題目:
http://hihocoder.com/problemset/problem/1586?sid=1197111
題意:
給定一個序列,有兩種操作:
1 l r :從區間[l,r] 內選出數字ai ,aj ,是的ai∗aj 的值最小2 x y :把第x 個元素的值更新爲y
思路:
求區間內乘積的最小值,無非以下情況:都是正數時,直接取最小值相乘即可,有正數有負數的時候,取最小值和最大值相乘,都是負數時,取最大值相乘。
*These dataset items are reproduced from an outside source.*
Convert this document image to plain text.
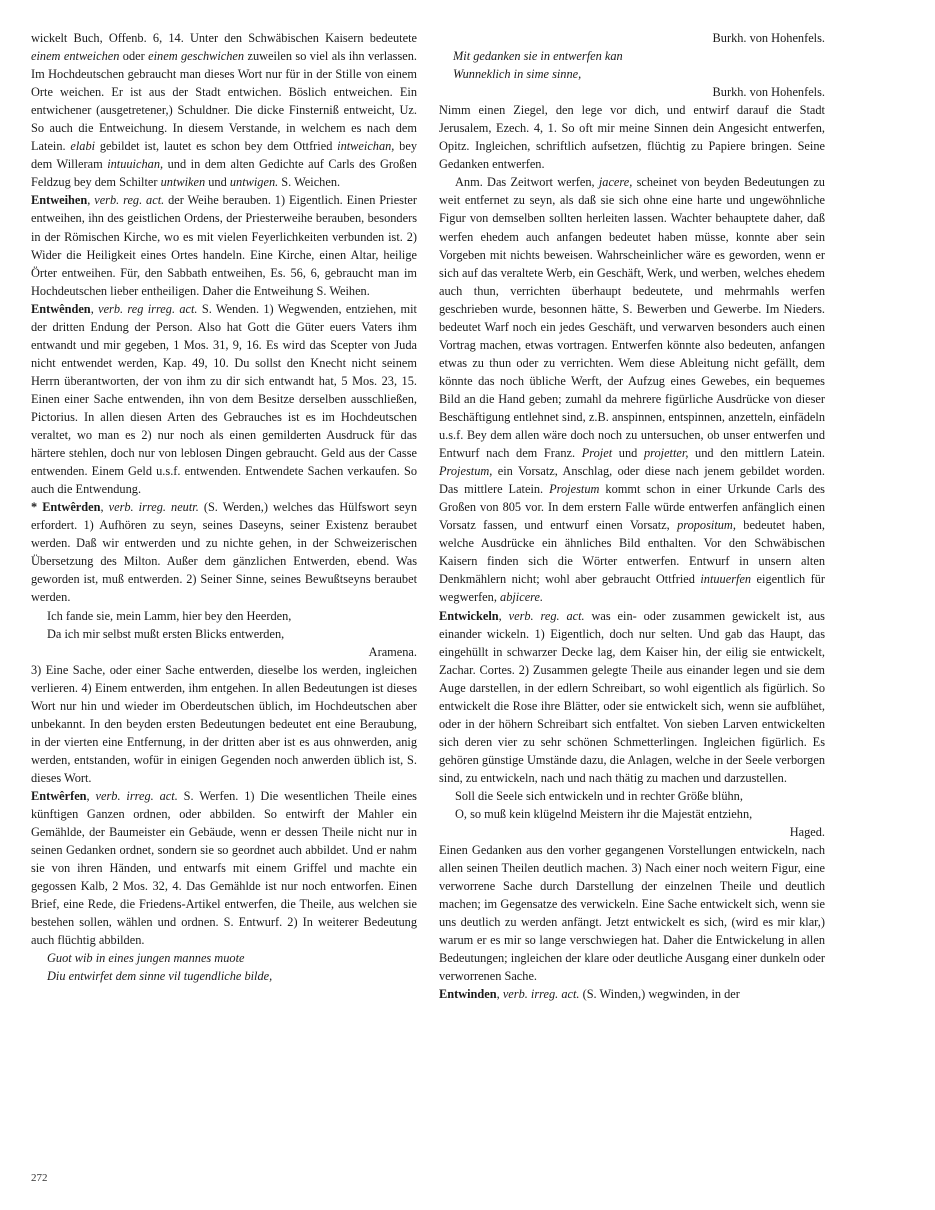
wickelt Buch, Offenb. 6, 14. Unter den Schwäbischen Kaisern bedeutete einem entweichen oder einem geschwichen zuweilen so viel als ihn verlassen. Im Hochdeutschen gebraucht man dieses Wort nur für in der Stille von einem Orte weichen. Er ist aus der Stadt entwichen. Böslich entweichen. Ein entwichener (ausgetretener,) Schuldner. Die dicke Finsterniß entweicht, Uz. So auch die Entweichung. In diesem Verstande, in welchem es nach dem Latein. elabi gebildet ist, lautet es schon bey dem Ottfried intweichan, bey dem Willeram intuuichan, und in dem alten Gedichte auf Carls des Großen Feldzug bey dem Schilter untwiken und untwigen. S. Weichen.

Entweihen, verb. reg. act. der Weihe berauben. 1) Eigentlich. Einen Priester entweihen, ihn des geistlichen Ordens, der Priesterweihe berauben, besonders in der Römischen Kirche, wo es mit vielen Feyerlichkeiten verbunden ist. 2) Wider die Heiligkeit eines Ortes handeln. Eine Kirche, einen Altar, heilige Örter entweihen. Für, den Sabbath entweihen, Es. 56, 6, gebraucht man im Hochdeutschen lieber entheiligen. Daher die Entweihung S. Weihen.

Entwênden, verb. reg irreg. act. S. Wenden. 1) Wegwenden, entziehen, mit der dritten Endung der Person. Also hat Gott die Güter euers Vaters ihm entwandt und mir gegeben, 1 Mos. 31, 9, 16. Es wird das Scepter von Juda nicht entwendet werden, Kap. 49, 10. Du sollst den Knecht nicht seinem Herrn überantworten, der von ihm zu dir sich entwandt hat, 5 Mos. 23, 15. Einen einer Sache entwenden, ihn von dem Besitze derselben ausschließen, Pictorius. In allen diesen Arten des Gebrauches ist es im Hochdeutschen veraltet, wo man es 2) nur noch als einen gemilderten Ausdruck für das härtere stehlen, doch nur von leblosen Dingen gebraucht. Geld aus der Casse entwenden. Einem Geld u.s.f. entwenden. Entwendete Sachen verkaufen. So auch die Entwendung.

* Entwêrden, verb. irreg. neutr. (S. Werden,) welches das Hülfswort seyn erfordert. 1) Aufhören zu seyn, seines Daseyns, seiner Existenz beraubet werden. Daß wir entwerden und zu nichte gehen, in der Schweizerischen Übersetzung des Milton. Außer dem gänzlichen Entwerden, ebend. Was geworden ist, muß entwerden. 2) Seiner Sinne, seines Bewußtseyns beraubet werden.

Ich fande sie, mein Lamm, hier bey den Heerden,

Da ich mir selbst mußt ersten Blicks entwerden,

Aramena.

3) Eine Sache, oder einer Sache entwerden, dieselbe los werden, ingleichen verlieren. 4) Einem entwerden, ihm entgehen. In allen Bedeutungen ist dieses Wort nur hin und wieder im Oberdeutschen üblich, im Hochdeutschen aber unbekannt. In den beyden ersten Bedeutungen bedeutet ent eine Beraubung, in der vierten eine Entfernung, in der dritten aber ist es aus ohnwerden, anig werden, entstanden, wofür in einigen Gegenden noch anwerden üblich ist, S. dieses Wort.

Entwêrfen, verb. irreg. act. S. Werfen. 1) Die wesentlichen Theile eines künftigen Ganzen ordnen, oder abbilden. So entwirft der Mahler ein Gemählde, der Baumeister ein Gebäude, wenn er dessen Theile nicht nur in seinen Gedanken ordnet, sondern sie so geordnet auch abbildet. Und er nahm sie von ihren Händen, und entwarfs mit einem Griffel und machte ein gegossen Kalb, 2 Mos. 32, 4. Das Gemählde ist nur noch entworfen. Einen Brief, eine Rede, die Friedens-Artikel entwerfen, die Theile, aus welchen sie bestehen sollen, wählen und ordnen. S. Entwurf. 2) In weiterer Bedeutung auch flüchtig abbilden.

Guot wib in eines jungen mannes muote

Diu entwirfet dem sinne vil tugendliche bilde,

Burkh. von Hohenfels.

Mit gedanken sie in entwerfen kan

Wunneklich in sime sinne,

Burkh. von Hohenfels.

Nimm einen Ziegel, den lege vor dich, und entwirf darauf die Stadt Jerusalem, Ezech. 4, 1. So oft mir meine Sinnen dein Angesicht entwerfen, Opitz. Ingleichen, schriftlich aufsetzen, flüchtig zu Papiere bringen. Seine Gedanken entwerfen.

Anm. Das Zeitwort werfen, jacere, scheinet von beyden Bedeutungen zu weit entfernet zu seyn, als daß sie sich ohne eine harte und ungewöhnliche Figur von demselben sollten herleiten lassen. Wachter behauptete daher, daß werfen ehedem auch anfangen bedeutet haben müsse, konnte aber sein Vorgeben mit nichts beweisen. Wahrscheinlicher wäre es geworden, wenn er sich auf das veraltete Werb, ein Geschäft, Werk, und werben, welches ehedem auch thun, verrichten überhaupt bedeutete, und mehrmahls werfen geschrieben wurde, besonnen hätte, S. Bewerben und Gewerbe. Im Nieders. bedeutet Warf noch ein jedes Geschäft, und verwarven besonders auch einen Vortrag machen, etwas vortragen. Entwerfen könnte also bedeuten, anfangen etwas zu thun oder zu verrichten. Wem diese Ableitung nicht gefällt, dem könnte das noch übliche Werft, der Aufzug eines Gewebes, ein bequemes Bild an die Hand geben; zumahl da mehrere figürliche Ausdrücke von dieser Beschäftigung entlehnet sind, z.B. anspinnen, entspinnen, anzetteln, einfädeln u.s.f. Bey dem allen wäre doch noch zu untersuchen, ob unser entwerfen und Entwurf nach dem Franz. Projet und projetter, und den mittlern Latein. Projestum, ein Vorsatz, Anschlag, oder diese nach jenem gebildet worden. Das mittlere Latein. Projestum kommt schon in einer Urkunde Carls des Großen von 805 vor. In dem erstern Falle würde entwerfen anfänglich einen Vorsatz fassen, und entwurf einen Vorsatz, propositum, bedeutet haben, welche Ausdrücke ein ähnliches Bild enthalten. Vor den Schwäbischen Kaisern finden sich die Wörter entwerfen. Entwurf in unsern alten Denkmählern nicht; wohl aber gebraucht Ottfried intuuerfen eigentlich für wegwerfen, abjicere.

Entwickeln, verb. reg. act. was ein- oder zusammen gewickelt ist, aus einander wickeln. 1) Eigentlich, doch nur selten. Und gab das Haupt, das eingehüllt in schwarzer Decke lag, dem Kaiser hin, der eilig sie entwickelt, Zachar. Cortes. 2) Zusammen gelegte Theile aus einander legen und sie dem Auge darstellen, in der edlern Schreibart, so wohl eigentlich als figürlich. So entwickelt die Rose ihre Blätter, oder sie entwickelt sich, wenn sie aufblühet, oder in der höhern Schreibart sich entfaltet. Von sieben Larven entwickelten sich deren vier zu sehr schönen Schmetterlingen. Ingleichen figürlich. Es gehören günstige Umstände dazu, die Anlagen, welche in der Seele verborgen sind, zu entwickeln, nach und nach thätig zu machen und darzustellen.

Soll die Seele sich entwickeln und in rechter Größe blühn,

O, so muß kein klügelnd Meistern ihr die Majestät entziehn,

Haged.

Einen Gedanken aus den vorher gegangenen Vorstellungen entwickeln, nach allen seinen Theilen deutlich machen. 3) Nach einer noch weitern Figur, eine verworrene Sache durch Darstellung der einzelnen Theile und deutlich machen; im Gegensatze des verwickeln. Eine Sache entwickelt sich, wenn sie uns deutlich zu werden anfängt. Jetzt entwickelt es sich, (wird es mir klar,) warum er es mir so lange verschwiegen hat. Daher die Entwickelung in allen Bedeutungen; ingleichen der klare oder deutliche Ausgang einer dunkeln oder verworrenen Sache.

Entwinden, verb. irreg. act. (S. Winden,) wegwinden, in der

272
維護最大值最小值用線段樹即可
#include <bits/stdc++.h>
using namespace std;
const int N = 1000000 + 10, INF = 0x3f3f3f3f;
struct node
{
int l, r, maxx, minn;
}tr[N*4];
int a[N];
void push_up(int k)
{
tr[k].maxx = max(tr[k<<1].maxx, tr[k<<1|1].maxx);
tr[k].minn = min(tr[k<<1].minn, tr[k<<1|1].minn);
}
void build(int l, int r, int k)
{
tr[k].l = l, tr[k].r = r;
if(l == r)
{
tr[k].maxx = tr[k].minn = a[l];
return;
}
int mid = (l + r) >> 1;
build(l, mid, k<<1);
build(mid+1, r, k<<1|1);
push_up(k);
}
void update(int x, int val, int k)
{
if(tr[k].l == tr[k].r && x == tr[k].l)
{
tr[k].maxx = tr[k].minn = val; return;
}
int mid = (tr[k].l + tr[k].r) >> 1;
if(x <= mid) update(x, val, k<<1);
else update(x, val, k<<1|1);
push_up(k);
}
int query(int l, int r, int f, int k)
{
if(l <= tr[k].l && tr[k].r <= r)
{
return f ? tr[k].maxx : tr[k].minn;
}
int mid = (tr[k].l + tr[k].r) >> 1;
int ans = f ? -INF : INF;
if(l <= mid)
{
int t = query(l, r, f, k<<1);
ans = f ? max(ans, t) : min(ans, t);
}
if(r > mid)
{
int t = query(l, r, f, k<<1|1);
ans = f ? max(ans, t) : min(ans, t);
}
return ans;
}
int main()
{
int t, n, m;
scanf("%d", &t);
while(t--)
{
scanf("%d", &n);
n = 1 << n;
for(int i = 1; i <= n; i++) scanf("%d", &a[i]);
build(1, n, 1);
scanf("%d", &m);
int opt, x, y;
for(int i = 1; i <= m; i++)
{
scanf("%d%d%d", &opt, &x, &y);
if(opt == 1)
{
++x, ++y;
int maxx = query(x, y, 1, 1), minn = query(x, y, 0, 1);
printf("%lld\n", min(1LL*minn*minn, min(1LL*minn*maxx, 1LL*maxx*maxx)));
}
else
{
++x;
update(x, y, 1);
}
}
}
return 0;
}